Chief O.C.J Okocha, SAN

Onueze Chukwujinka Joe Okocha SAN, who was formerly the president of the Nigeria Bar Association (NBA) and a former member of the National Judicial Council (NJC), was accused of being behind the leadership crisis in the Rivers State Judiciary. In this interview, he tells his side of the story, and also speaks on how to combat quacks in the profession. Excerpt:

What is your reaction to the NBA Stamp policy?

Personally I don’t think we need Stamp and Seal policy; there are other ways of checking fakes who pass themselves as legal practitioners. We are told that very soon we’d go into e-filing and the western world has already started e-filing, how do you stamp a document that is e-filed? It is cumbersome and difficult to monitor. Who is going to be policing this stamp and seal policy in faraway towns? The discrimination that the law officers and law teachers are complaining about is very relevant. We need to take a second look at it before going fully into it.

Do you think law teachers should still continue to practice in court at the same time?

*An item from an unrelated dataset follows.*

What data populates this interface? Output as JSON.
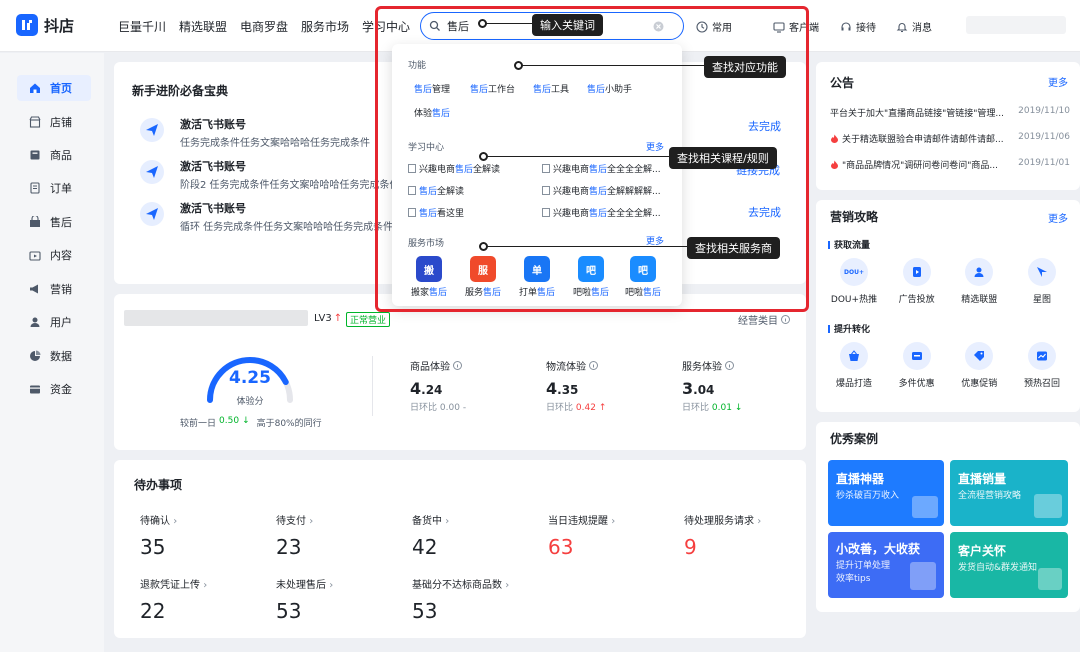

Yes, that is our position because they have to remain current, and they enrich the practice of law by practicing themselves. They write books and we expect those books to be current and how can they be current when they are not practicing. Is Prof. Ben Nwabueze not an academician? Yet he is practicing, I think they should be allowed to practice, the market is vast. A lawyer who is serious at what he is doing will always have his own client and that would not in any way short-change their colleagues who are in practice, they pay the same practicing fees.

But some of the students complain that their lecturers do not come to class?

I am the chairman of Council of Legal Education, any lecturer in the Law School that does not attend his classes will face disciplinary procedures and he is likely to be removed from office for neglecting his teaching assignment.

What other ways can we check quacks apart from Stamp and seal?

There are many other ways. We have a full data base of who is a lawyer, enrollment number and then insist that every lawyer must have a branch. If you are not of any identifiable branch, then you can be detected but it is going to be physical. We should be alive to our responsibilities and if you see anyone you are suspecting is not a lawyer then report him immediately so that we can investigate him.

People have said that it is only in Nigeria that the Council and Law School are playing the role of regulator; they have therefore called for the scraping of the council and are calling for the de-centralization of the Law school…
There is always a council for any educational institution of higher learning responsible for the policy of the institution and ensures that the staff of the institution are keeping to the terms of their employment. How can you say scrap Council of Legal Education and the Law School, they still have Council of Legal Education in England. We borrowed our practice of Law from England so it is totally irresponsible to say so.

What would they have in place?

If you de-regulate the training of a profession then you are likely to bring down the standard of the profession. Every institution needs to be regulated.

Any kind of person can also run a university, are they also saying scrap the National Universities Commission?

They must regulate the service providers for educational institutions in Nigeria because you need them to ensure that standards are maintained and to ensure that those standards are current with international best practices.
Do you agree that everyone who is qualified to wear the silk should be made SAN?
That is my position, if there are guidelines for the appointment of SAN in any particular year, all those who applied, and are screened and found to be entitled to be appointed SAN should be appointed, it will help to bring down the congestion that we are having now. It will also help to bring down the unbridled things that we hear that some lawyers are doing just to become SAN.

Do you feel culpable for shutting down the Rivers State Judiciary for almost a year?

I did not shut down the judiciary; I was a private legal practitioner at some point in the crises period, I was a member of the NJC. The Rivers State Judicial Commission nominated two judges – Justice Agumagu and Justice Okocha who happens to be my direct immediate elder sister. This was taken to the NJC in the normal way. That is what the constitution states – you recommend and the NJC nominates and they now forward the name of one to the governor. That was all on the 13th July, 2013. The then governor of Rivers State refused to appoint the person recommended and then they went into all those shenanigans attacking my character and personality, saying that I want to impose my sister as Chief Judge (CJ). I told them that it was irrelevant that she was my sister, it could have been any other judge and I would have stood for what the guidelines of the NJC were and are still are. I don’t feel culpable in any way and I am glad a new pharaoh is on the thrown and he has recognized that Rivers State cannot continue to operate without the Head of Court for the High Court of the State and the Customary Court of Appeal and has tried to appoint persons in acting capacity whilst trying to sort out the issue outstanding at the NJC.

What is your take on President Muhammed Buhari’s charge to lawyers during the 55th NBA Annual General Conference in Abuja?

I saw from his body language and from his statements that he needs the assistance of lawyers to fight corruption, he must realize that corruption is not as simple to fight as he had imagined. The circumstances are now different, he cannot just bundle all those who are alleged to be corrupt into prison and throw away the key. It won’t happen again. We need to re-jig those institutions that are in place for fighting corruption, re-train their personnel, motivate them very well and ensure that corruption within those systems are also eliminated. These include the EFCC and NPF, we need to fight corruption and we need honest people.